“Y si me preguntas por qué soy profesor, te puedo decir lo que le contesté a quien fue mi tutor en el colegio, Eliahu Kehati: porque quisiera que, por lo menos, algunos de mis alumnos sintieran lo que tú me hiciste sentir: la pasión de preguntar ¿por qué?”, afirmé en una entrevista muy reciente.
A las pocas horas tuve frente a mí la foto de Kehati, hoy en un hogar para pacientes con Alzheimer. Ya tenía muchos años de viejo, frágil y achacoso. Pero sus ojos, hasta hace poco inquietos, irónicos y a veces agresivos, ahora solo proyectan un infinito vacío.
En esos cuadernos en los que, al final del último año de secundaria, los promocionales se desean unos a otros lo mejor, aseguran que aunque no hubo mucha relación sí ha existido aprecio a virtudes en general que no se precisan, y se jura que la vida no los separará, mi tutor escribió lo siguiente:
“Si te esforzaste y no encontraste, no te creeré; si no te esforzaste y llegaste, no te creeré; si te esforzaste y encontraste, te creeré”.
De eso van a cumplirse 50 años. No deja mucho lugar a la casualidad ni a la suerte. Pero tiene sentido, visto en retrospectiva, dedicado a un joven curioso, disperso, de iniciativas vigorosas, pero no siempre sostenidas.

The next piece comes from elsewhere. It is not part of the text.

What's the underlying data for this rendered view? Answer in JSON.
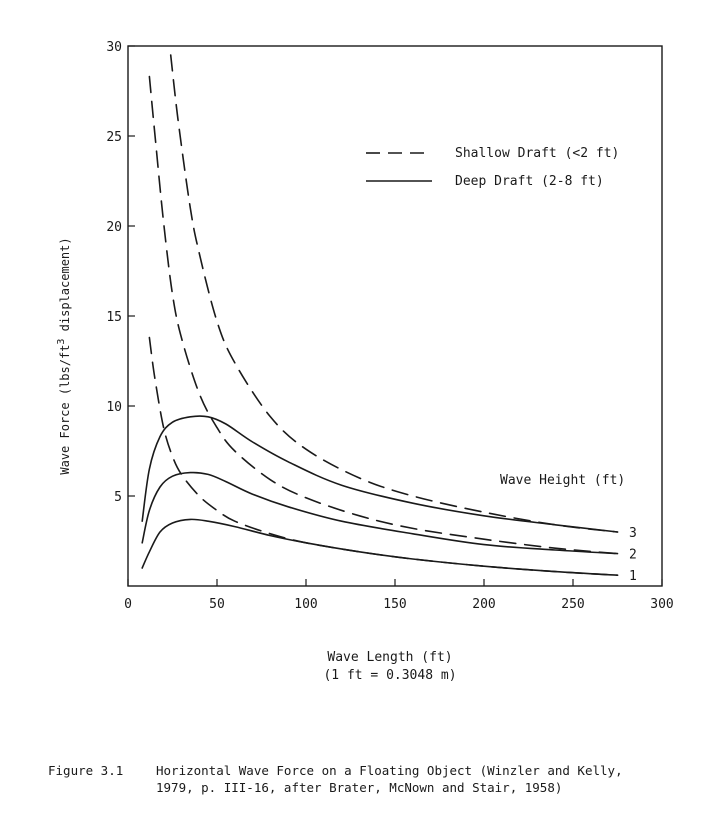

¿Llegué, me esforcé? Si te referías, querido profesor, a que nunca he ahorrado energías para construir palabras e imágenes que encuentren el camino a otras mentes, de reconocer en otros ojos la experiencia de haber hallado un sentido inesperado, pues, sí, aunque no todas, suficientes veces.
Ahora, que no sabes que no sabes, que tu mirada se ha vaciado de preguntas, que ni absorbe ni devuelve, que no tiene ni esfuerzo ni llegada, te rindo mi homenaje y me reafirmo en que la pasión por la pregunta es el meollo de la educación.